Correlation Between Sea Air and Saigon Thuong
Can any of the company-specific risk be diversified away by investing in both Sea Air and Saigon Thuong at the same time? Although using a correlation coefficient on its own may not help to predict future stock returns, this module helps to understand the diversifiable risk of combining Sea Air and Saigon Thuong into the same portfolio, which is an essential part of the fundamental portfolio management process.
By analyzing existing cross correlation between Sea Air Freight and Saigon Thuong Tin, you can compare the effects of market volatilities on Sea Air and Saigon Thuong and check how they will diversify away market risk if combined in the same portfolio for a given time horizon. You can also utilize pair trading strategies of matching a long position in Sea Air with a short position of Saigon Thuong. Check out your portfolio center. Please also check ongoing floating volatility patterns of Sea Air and Saigon Thuong.
Diversification Opportunities for Sea Air and Saigon Thuong
0.26 | Correlation Coefficient |
Modest diversification
The 3 months correlation between Sea and Saigon is 0.26. Overlapping area represents the amount of risk that can be diversified away by holding Sea Air Freight and Saigon Thuong Tin in the same portfolio, assuming nothing else is changed. The correlation between historical prices or returns on Saigon Thuong Tin and Sea Air is a relative statistical measure of the degree to which these equity instruments tend to move together. The correlation coefficient measures the extent to which returns on Sea Air Freight are associated (or correlated) with Saigon Thuong. Values of the correlation coefficient range from -1 to +1, where. The correlation of zero (0) is possible when the price movement of Saigon Thuong Tin has no effect on the direction of Sea Air i.e., Sea Air and Saigon Thuong go up and down completely randomly.
Pair Corralation between Sea Air and Saigon Thuong
Assuming the 90 days trading horizon Sea Air Freight is expected to generate 1.07 times more return on investment than Saigon Thuong. However, Sea Air is 1.07 times more volatile than Saigon Thuong Tin. It trades about 0.03 of its potential returns per unit of risk. Saigon Thuong Tin is currently generating about -0.04 per unit of risk. If you would invest 2,951,870 in Sea Air Freight on September 14, 2024 and sell it today you would earn a total of 238,130 from holding Sea Air Freight or generate 8.07% return on investment over 90 days.

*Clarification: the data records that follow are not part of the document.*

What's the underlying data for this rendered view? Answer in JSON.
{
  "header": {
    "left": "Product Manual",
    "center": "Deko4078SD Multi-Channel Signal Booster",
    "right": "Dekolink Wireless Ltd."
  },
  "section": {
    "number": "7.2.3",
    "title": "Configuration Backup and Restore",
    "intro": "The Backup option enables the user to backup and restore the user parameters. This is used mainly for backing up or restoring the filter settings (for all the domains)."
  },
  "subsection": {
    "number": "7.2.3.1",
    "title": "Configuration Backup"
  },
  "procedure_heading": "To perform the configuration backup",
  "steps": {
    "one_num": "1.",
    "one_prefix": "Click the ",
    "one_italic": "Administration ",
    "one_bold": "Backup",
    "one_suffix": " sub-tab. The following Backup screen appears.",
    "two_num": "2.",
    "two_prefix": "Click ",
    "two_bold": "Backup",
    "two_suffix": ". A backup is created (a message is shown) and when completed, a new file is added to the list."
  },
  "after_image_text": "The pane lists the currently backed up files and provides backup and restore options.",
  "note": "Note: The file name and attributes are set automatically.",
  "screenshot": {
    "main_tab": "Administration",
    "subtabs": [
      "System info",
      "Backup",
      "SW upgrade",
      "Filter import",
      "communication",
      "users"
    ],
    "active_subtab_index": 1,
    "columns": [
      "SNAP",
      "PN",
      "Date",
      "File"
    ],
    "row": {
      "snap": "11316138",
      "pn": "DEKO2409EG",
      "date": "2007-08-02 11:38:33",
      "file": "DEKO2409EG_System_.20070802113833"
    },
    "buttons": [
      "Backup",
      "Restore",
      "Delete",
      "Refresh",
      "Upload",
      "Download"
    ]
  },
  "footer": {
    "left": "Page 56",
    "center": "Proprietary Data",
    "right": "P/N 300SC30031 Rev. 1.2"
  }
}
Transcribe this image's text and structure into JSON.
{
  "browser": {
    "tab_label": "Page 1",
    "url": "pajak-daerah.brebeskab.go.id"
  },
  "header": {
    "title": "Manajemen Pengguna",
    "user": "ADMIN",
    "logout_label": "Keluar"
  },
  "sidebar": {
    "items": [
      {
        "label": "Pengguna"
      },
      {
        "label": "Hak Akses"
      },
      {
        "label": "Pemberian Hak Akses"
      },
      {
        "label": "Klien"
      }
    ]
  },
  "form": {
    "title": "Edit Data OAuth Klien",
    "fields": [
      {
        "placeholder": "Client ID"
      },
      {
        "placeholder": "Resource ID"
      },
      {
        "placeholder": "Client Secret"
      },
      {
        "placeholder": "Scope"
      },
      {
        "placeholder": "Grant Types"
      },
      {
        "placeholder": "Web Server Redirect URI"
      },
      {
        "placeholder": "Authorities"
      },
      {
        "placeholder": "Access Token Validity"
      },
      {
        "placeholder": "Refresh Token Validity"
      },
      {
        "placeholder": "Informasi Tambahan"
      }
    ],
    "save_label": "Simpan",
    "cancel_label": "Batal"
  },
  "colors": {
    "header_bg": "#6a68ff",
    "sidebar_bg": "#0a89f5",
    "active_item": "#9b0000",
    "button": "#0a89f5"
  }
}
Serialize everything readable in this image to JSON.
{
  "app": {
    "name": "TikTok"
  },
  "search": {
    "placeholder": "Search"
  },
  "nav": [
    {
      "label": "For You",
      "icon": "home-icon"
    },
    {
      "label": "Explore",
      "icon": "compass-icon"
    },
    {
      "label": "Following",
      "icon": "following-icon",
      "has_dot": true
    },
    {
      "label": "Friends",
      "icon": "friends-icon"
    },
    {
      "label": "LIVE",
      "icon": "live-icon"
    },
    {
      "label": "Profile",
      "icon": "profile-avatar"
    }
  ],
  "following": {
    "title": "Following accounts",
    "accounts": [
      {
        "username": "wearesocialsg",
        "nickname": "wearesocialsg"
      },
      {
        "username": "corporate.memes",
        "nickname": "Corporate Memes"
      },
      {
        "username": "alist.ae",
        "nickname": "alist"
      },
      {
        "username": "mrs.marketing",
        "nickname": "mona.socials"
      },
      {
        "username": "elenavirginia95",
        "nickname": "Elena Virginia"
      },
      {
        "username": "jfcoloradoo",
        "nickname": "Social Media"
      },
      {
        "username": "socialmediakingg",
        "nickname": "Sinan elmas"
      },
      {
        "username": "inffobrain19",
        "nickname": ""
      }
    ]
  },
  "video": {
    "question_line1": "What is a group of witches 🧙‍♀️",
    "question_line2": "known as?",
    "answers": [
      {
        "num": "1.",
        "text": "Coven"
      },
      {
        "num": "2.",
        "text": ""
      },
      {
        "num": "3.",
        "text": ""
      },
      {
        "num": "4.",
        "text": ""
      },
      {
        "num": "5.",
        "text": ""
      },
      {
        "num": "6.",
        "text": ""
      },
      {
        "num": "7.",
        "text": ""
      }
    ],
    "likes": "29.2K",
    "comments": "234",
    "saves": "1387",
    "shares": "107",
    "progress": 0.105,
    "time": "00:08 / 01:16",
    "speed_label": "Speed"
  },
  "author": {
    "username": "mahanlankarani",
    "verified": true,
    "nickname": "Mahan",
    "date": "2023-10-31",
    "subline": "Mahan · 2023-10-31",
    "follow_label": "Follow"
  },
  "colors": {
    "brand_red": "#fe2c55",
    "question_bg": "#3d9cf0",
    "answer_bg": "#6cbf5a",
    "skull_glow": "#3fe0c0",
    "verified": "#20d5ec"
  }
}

Time Period | 3 Months [change] |
Direction | Moves Together |
Strength | Very Weak |
Accuracy | 92.71% |
Values | Daily Returns |
Sea Air Freight vs. Saigon Thuong Tin
Performance |
Timeline |
Sea Air Freight |
Saigon Thuong Tin |
Sea Air and Saigon Thuong Volatility Contrast
Predicted Return Density |
Returns |
Pair Trading with Sea Air and Saigon Thuong
The main advantage of trading using opposite Sea Air and Saigon Thuong positions is that it hedges away some unsystematic risk. Because of two separate transactions, even if Sea Air position performs unexpectedly, Saigon Thuong can make up some of the losses. Pair trading also minimizes risk from directional movements in the market. For example, if an entire industry or sector drops because of unexpected headlines, the short position in Saigon Thuong will offset losses from the drop in Saigon Thuong's long position.The idea behind Sea Air Freight and Saigon Thuong Tin pairs trading is to make the combined position market-neutral, meaning the overall market's direction will not affect its win or loss (or potential downside or upside). This can be achieved by designing a pairs trade with two highly correlated stocks or equities that operate in a similar space or sector, making it possible to obtain profits through simple and relatively low-risk investment.Saigon Thuong vs. Song Hong Garment | Saigon Thuong vs. Alphanam ME | Saigon Thuong vs. Hochiminh City Metal | Saigon Thuong vs. Atesco Industrial Cartering |
Check out your portfolio center.Note that this page's information should be used as a complementary analysis to find the right mix of equity instruments to add to your existing portfolios or create a brand new portfolio. You can also try the Portfolio Diagnostics module to use generated alerts and portfolio events aggregator to diagnose current holdings.